Oak Lawn Memorial Gardens in Adams County has been in turmoil all year – after the former owner faced fraud charges for allegedly mishandling more than $1 million in pre-paid burial money

The new owner narrowly avoided a tax sale, and is sorting through management of the cemetery.

And it’s no better in Berks County, where families have been sued and banned from entering Rock Baptist Mennonite Cemetery.

Owners Paul and Jean Dovin – who bought the cemetery in 2010 – filed the lawsuit recently.

Bill Miller says he and his wife Barbara can’t visit their son, who was buried at the cemetery in 1980 after dying at age three.

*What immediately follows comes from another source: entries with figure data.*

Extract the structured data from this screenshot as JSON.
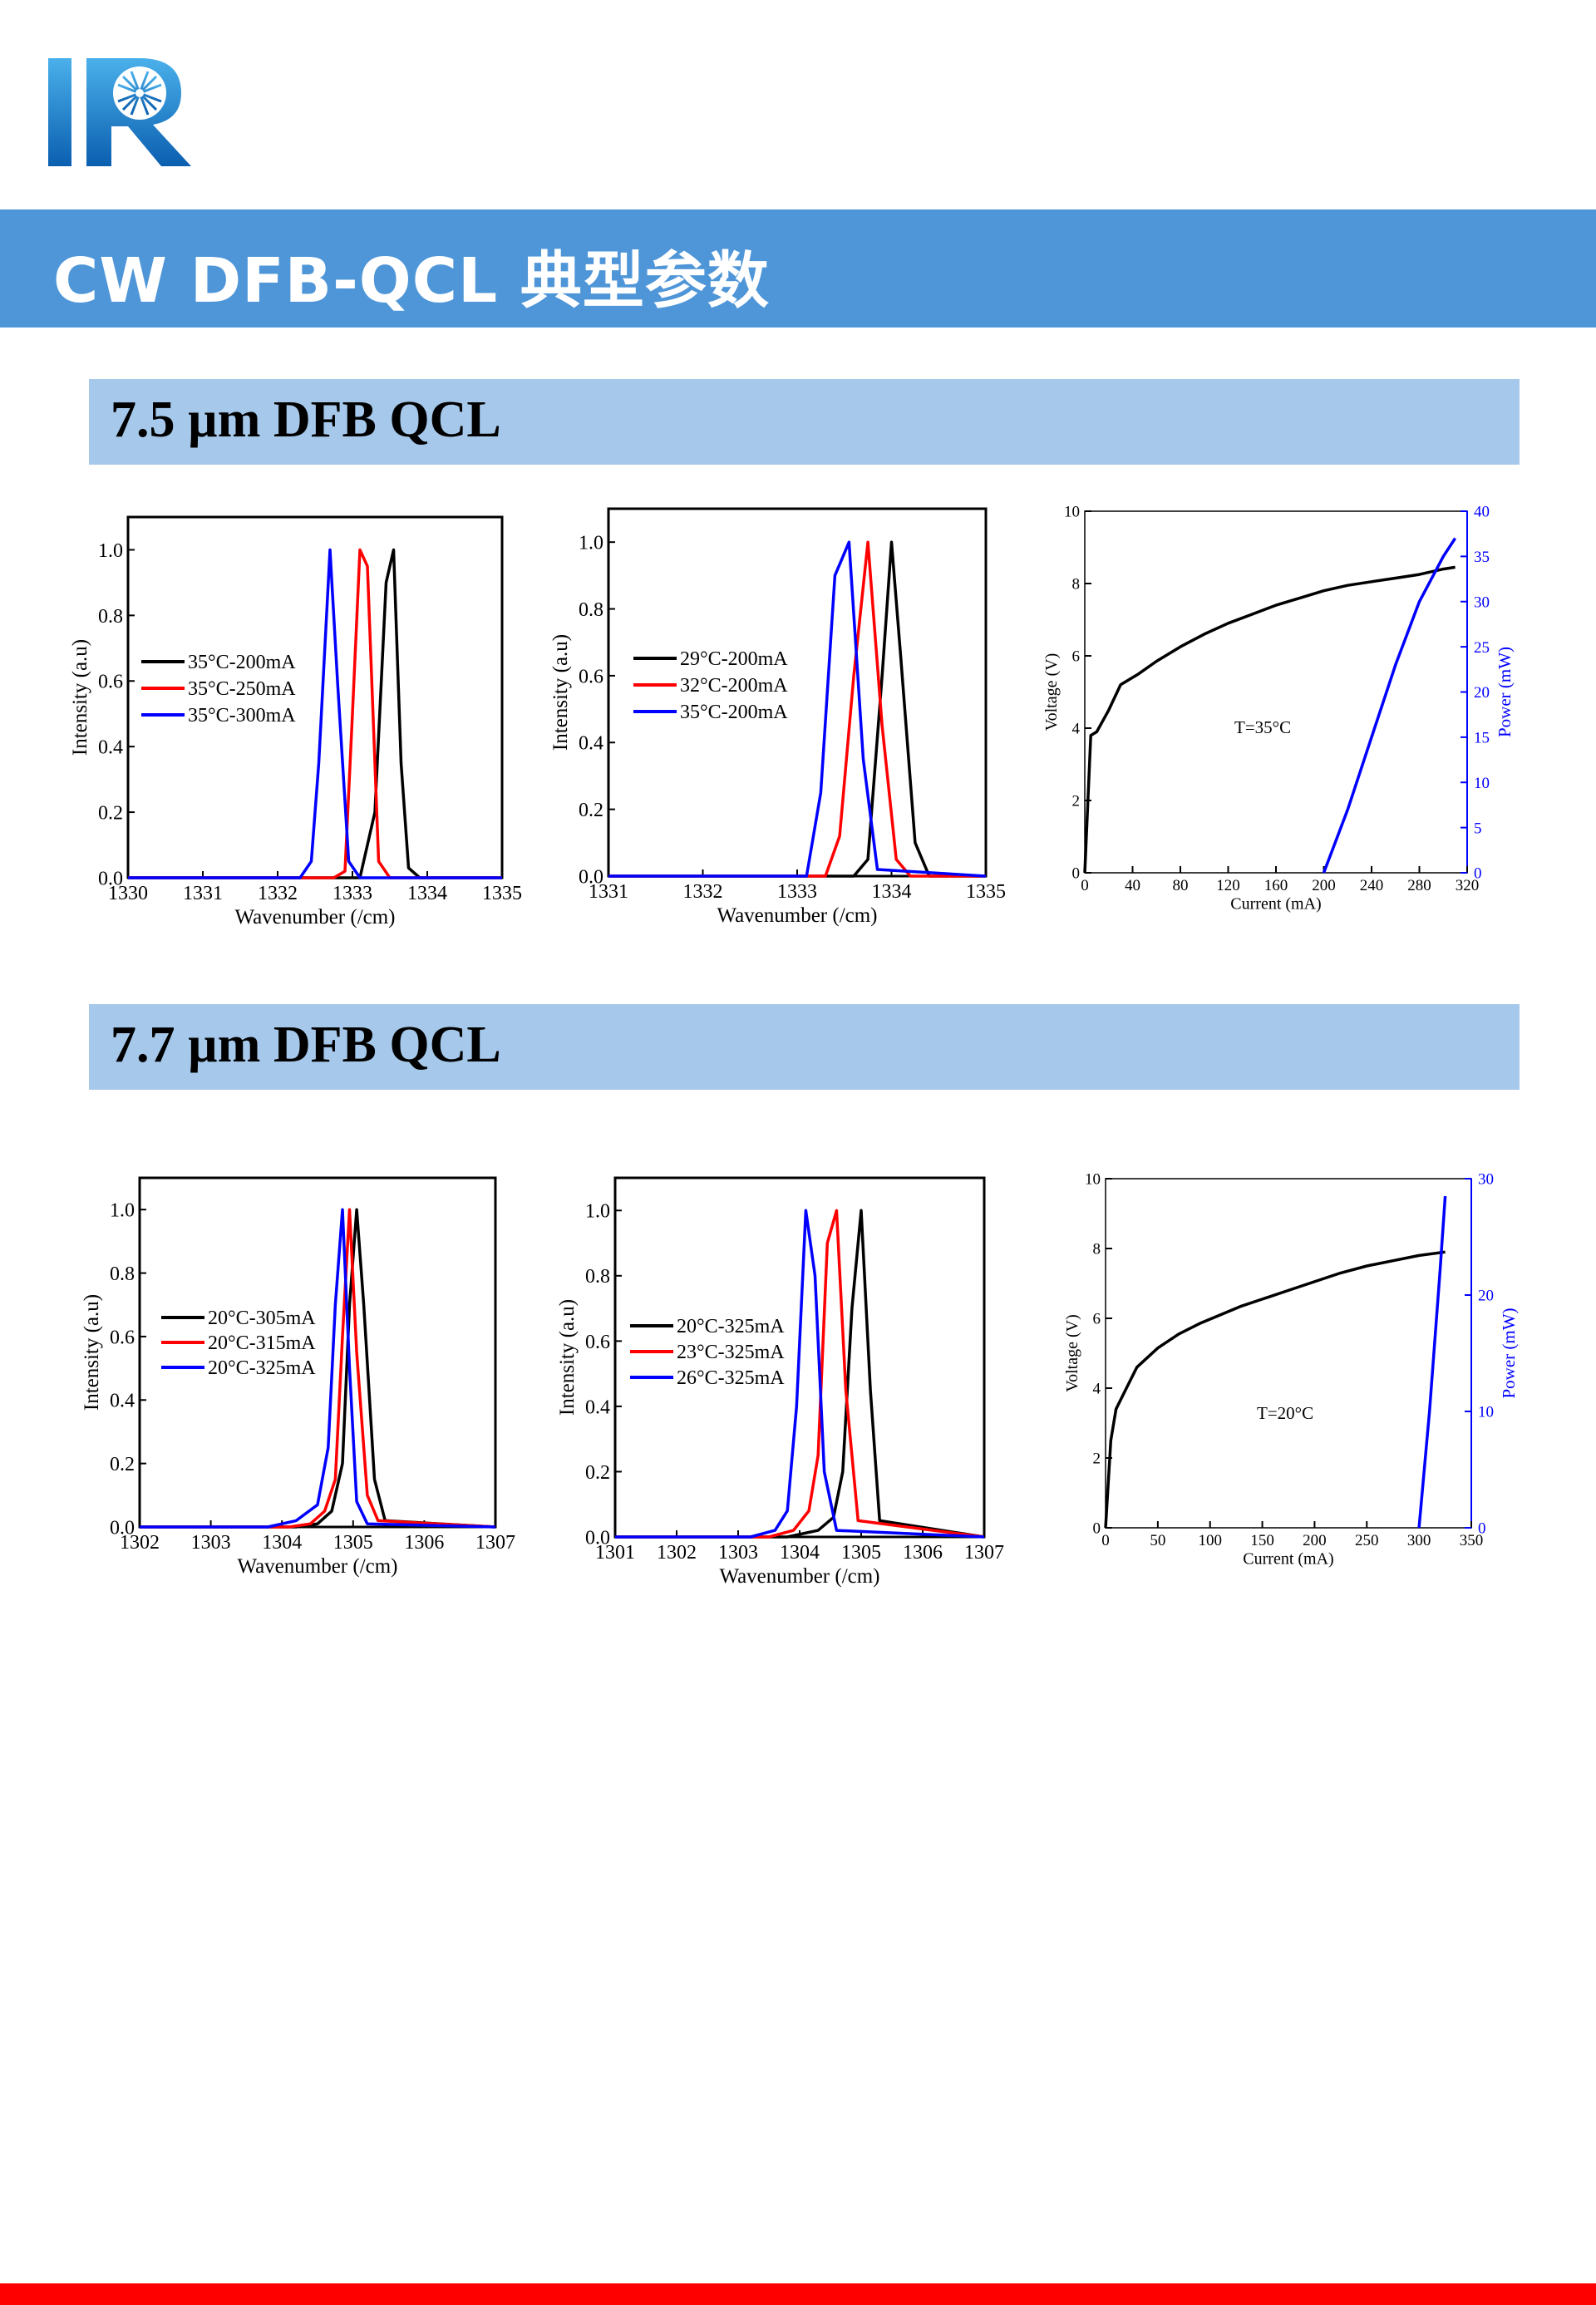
{
  "header": {
    "title": "CW DFB-QCL 典型参数",
    "colors": {
      "title_bar": "#4f96d8",
      "section_bar": "#a6c8ea",
      "bottom_bar": "#ff0000",
      "logo": "#1a78c2"
    }
  },
  "sections": [
    {
      "title": "7.5 µm DFB QCL"
    },
    {
      "title": "7.7 µm DFB QCL"
    }
  ],
  "chart_data": [
    {
      "id": "c1",
      "type": "line",
      "xlabel": "Wavenumber (/cm)",
      "ylabel": "Intensity (a.u)",
      "xlim": [
        1330,
        1335
      ],
      "ylim": [
        0,
        1.1
      ],
      "xticks": [
        "1330",
        "1331",
        "1332",
        "1333",
        "1334",
        "1335"
      ],
      "yticks": [
        "0.0",
        "0.2",
        "0.4",
        "0.6",
        "0.8",
        "1.0"
      ],
      "legend_position": "left-middle",
      "series": [
        {
          "name": "35°C-200mA",
          "color": "#000000",
          "x": [
            1330,
            1333.1,
            1333.3,
            1333.45,
            1333.55,
            1333.65,
            1333.75,
            1333.9,
            1335
          ],
          "y": [
            0,
            0,
            0.2,
            0.9,
            1.0,
            0.35,
            0.03,
            0,
            0
          ]
        },
        {
          "name": "35°C-250mA",
          "color": "#ff0000",
          "x": [
            1330,
            1332.75,
            1332.9,
            1333.0,
            1333.1,
            1333.2,
            1333.35,
            1333.5,
            1335
          ],
          "y": [
            0,
            0,
            0.02,
            0.5,
            1.0,
            0.95,
            0.05,
            0,
            0
          ]
        },
        {
          "name": "35°C-300mA",
          "color": "#0000ff",
          "x": [
            1330,
            1332.3,
            1332.45,
            1332.55,
            1332.7,
            1332.8,
            1332.95,
            1333.1,
            1335
          ],
          "y": [
            0,
            0,
            0.05,
            0.35,
            1.0,
            0.6,
            0.05,
            0,
            0
          ]
        }
      ]
    },
    {
      "id": "c2",
      "type": "line",
      "xlabel": "Wavenumber (/cm)",
      "ylabel": "Intensity (a.u)",
      "xlim": [
        1331,
        1335
      ],
      "ylim": [
        0,
        1.1
      ],
      "xticks": [
        "1331",
        "1332",
        "1333",
        "1334",
        "1335"
      ],
      "yticks": [
        "0.0",
        "0.2",
        "0.4",
        "0.6",
        "0.8",
        "1.0"
      ],
      "legend_position": "left-middle",
      "series": [
        {
          "name": "29°C-200mA",
          "color": "#000000",
          "x": [
            1331,
            1333.6,
            1333.75,
            1333.9,
            1334.0,
            1334.1,
            1334.25,
            1334.4,
            1335
          ],
          "y": [
            0,
            0,
            0.05,
            0.6,
            1.0,
            0.65,
            0.1,
            0,
            0
          ]
        },
        {
          "name": "32°C-200mA",
          "color": "#ff0000",
          "x": [
            1331,
            1333.3,
            1333.45,
            1333.6,
            1333.75,
            1333.9,
            1334.05,
            1334.2,
            1335
          ],
          "y": [
            0,
            0,
            0.12,
            0.6,
            1.0,
            0.45,
            0.05,
            0,
            0
          ]
        },
        {
          "name": "35°C-200mA",
          "color": "#0000ff",
          "x": [
            1331,
            1333.1,
            1333.25,
            1333.4,
            1333.55,
            1333.7,
            1333.85,
            1335
          ],
          "y": [
            0,
            0,
            0.25,
            0.9,
            1.0,
            0.35,
            0.02,
            0
          ]
        }
      ]
    },
    {
      "id": "c3",
      "type": "line",
      "xlabel": "Current (mA)",
      "ylabel": "Voltage (V)",
      "y2label": "Power (mW)",
      "xlim": [
        0,
        320
      ],
      "ylim": [
        0,
        10
      ],
      "y2lim": [
        0,
        40
      ],
      "xticks": [
        "0",
        "40",
        "80",
        "120",
        "160",
        "200",
        "240",
        "280",
        "320"
      ],
      "yticks": [
        "0",
        "2",
        "4",
        "6",
        "8",
        "10"
      ],
      "y2ticks": [
        "0",
        "5",
        "10",
        "15",
        "20",
        "25",
        "30",
        "35",
        "40"
      ],
      "annotation": "T=35°C",
      "series": [
        {
          "axis": "left",
          "color": "#000000",
          "x": [
            0,
            5,
            10,
            20,
            30,
            45,
            60,
            80,
            100,
            120,
            140,
            160,
            180,
            200,
            220,
            240,
            260,
            280,
            300,
            310
          ],
          "y": [
            0,
            3.8,
            3.9,
            4.5,
            5.2,
            5.5,
            5.85,
            6.25,
            6.6,
            6.9,
            7.15,
            7.4,
            7.6,
            7.8,
            7.95,
            8.05,
            8.15,
            8.25,
            8.4,
            8.45
          ]
        },
        {
          "axis": "right",
          "color": "#0000ff",
          "x": [
            200,
            220,
            240,
            260,
            280,
            300,
            310
          ],
          "y": [
            0,
            7,
            15,
            23,
            30,
            35,
            37
          ]
        }
      ]
    },
    {
      "id": "c4",
      "type": "line",
      "xlabel": "Wavenumber (/cm)",
      "ylabel": "Intensity (a.u)",
      "xlim": [
        1302,
        1307
      ],
      "ylim": [
        0,
        1.1
      ],
      "xticks": [
        "1302",
        "1303",
        "1304",
        "1305",
        "1306",
        "1307"
      ],
      "yticks": [
        "0.0",
        "0.2",
        "0.4",
        "0.6",
        "0.8",
        "1.0"
      ],
      "legend_position": "left-middle",
      "series": [
        {
          "name": "20°C-305mA",
          "color": "#000000",
          "x": [
            1302,
            1304.2,
            1304.5,
            1304.7,
            1304.85,
            1304.95,
            1305.05,
            1305.15,
            1305.3,
            1305.45,
            1307
          ],
          "y": [
            0,
            0,
            0.01,
            0.05,
            0.2,
            0.7,
            1.0,
            0.7,
            0.15,
            0.02,
            0
          ]
        },
        {
          "name": "20°C-315mA",
          "color": "#ff0000",
          "x": [
            1302,
            1304.1,
            1304.4,
            1304.6,
            1304.75,
            1304.85,
            1304.95,
            1305.05,
            1305.2,
            1305.35,
            1307
          ],
          "y": [
            0,
            0,
            0.01,
            0.05,
            0.15,
            0.6,
            1.0,
            0.55,
            0.1,
            0.02,
            0
          ]
        },
        {
          "name": "20°C-325mA",
          "color": "#0000ff",
          "x": [
            1302,
            1303.8,
            1304.2,
            1304.5,
            1304.65,
            1304.75,
            1304.85,
            1304.95,
            1305.05,
            1305.2,
            1307
          ],
          "y": [
            0,
            0,
            0.02,
            0.07,
            0.25,
            0.7,
            1.0,
            0.5,
            0.08,
            0.01,
            0
          ]
        }
      ]
    },
    {
      "id": "c5",
      "type": "line",
      "xlabel": "Wavenumber (/cm)",
      "ylabel": "Intensity (a.u)",
      "xlim": [
        1301,
        1307
      ],
      "ylim": [
        0,
        1.1
      ],
      "xticks": [
        "1301",
        "1302",
        "1303",
        "1304",
        "1305",
        "1306",
        "1307"
      ],
      "yticks": [
        "0.0",
        "0.2",
        "0.4",
        "0.6",
        "0.8",
        "1.0"
      ],
      "legend_position": "left-middle",
      "series": [
        {
          "name": "20°C-325mA",
          "color": "#000000",
          "x": [
            1301,
            1303.8,
            1304.3,
            1304.55,
            1304.7,
            1304.85,
            1305.0,
            1305.15,
            1305.3,
            1307
          ],
          "y": [
            0,
            0,
            0.02,
            0.06,
            0.2,
            0.7,
            1.0,
            0.45,
            0.05,
            0
          ]
        },
        {
          "name": "23°C-325mA",
          "color": "#ff0000",
          "x": [
            1301,
            1303.5,
            1303.9,
            1304.15,
            1304.3,
            1304.45,
            1304.6,
            1304.75,
            1304.95,
            1307
          ],
          "y": [
            0,
            0,
            0.02,
            0.08,
            0.25,
            0.9,
            1.0,
            0.45,
            0.05,
            0
          ]
        },
        {
          "name": "26°C-325mA",
          "color": "#0000ff",
          "x": [
            1301,
            1303.2,
            1303.6,
            1303.8,
            1303.95,
            1304.1,
            1304.25,
            1304.4,
            1304.6,
            1307
          ],
          "y": [
            0,
            0,
            0.02,
            0.08,
            0.4,
            1.0,
            0.8,
            0.2,
            0.02,
            0
          ]
        }
      ]
    },
    {
      "id": "c6",
      "type": "line",
      "xlabel": "Current (mA)",
      "ylabel": "Voltage (V)",
      "y2label": "Power (mW)",
      "xlim": [
        0,
        350
      ],
      "ylim": [
        0,
        10
      ],
      "y2lim": [
        0,
        30
      ],
      "xticks": [
        "0",
        "50",
        "100",
        "150",
        "200",
        "250",
        "300",
        "350"
      ],
      "yticks": [
        "0",
        "2",
        "4",
        "6",
        "8",
        "10"
      ],
      "y2ticks": [
        "0",
        "10",
        "20",
        "30"
      ],
      "annotation": "T=20°C",
      "series": [
        {
          "axis": "left",
          "color": "#000000",
          "x": [
            0,
            5,
            10,
            20,
            30,
            50,
            70,
            90,
            110,
            130,
            150,
            175,
            200,
            225,
            250,
            275,
            300,
            325
          ],
          "y": [
            0,
            2.5,
            3.4,
            4.0,
            4.6,
            5.15,
            5.55,
            5.85,
            6.1,
            6.35,
            6.55,
            6.8,
            7.05,
            7.3,
            7.5,
            7.65,
            7.8,
            7.9
          ]
        },
        {
          "axis": "right",
          "color": "#0000ff",
          "x": [
            300,
            305,
            310,
            315,
            320,
            325
          ],
          "y": [
            0,
            5,
            10,
            16,
            22,
            28.5
          ]
        }
      ]
    }
  ]
}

“It’s our hearts, laying there waiting. The suffering my wife has to go through because of this. It was hard enough to bury him. And now it’s hard enough to watch fighting over him,” said Miller, speaking at a state House committee hearing.

Family members of loved ones buried at Rock Baptist Mennonite Cemetery say at one point in 2014, the Dovins started taking pictures of them as they visited gravesites.

Vicki Nunemaker says she’s exasperated and exhausted.

“This is like buying a house next to an airport and complaining about the noise. If you don’t want people on your property, then you just don’t buy a cemetery,” she adds.

She says her father is buried at Rock Baptist Mennonite Cemetery, but the current owners will only let her visit if it is to exhume the body and move it to another cemetery.

A state House committee is sitting on a bill that would bar cemetery owners from prohibiting visitors.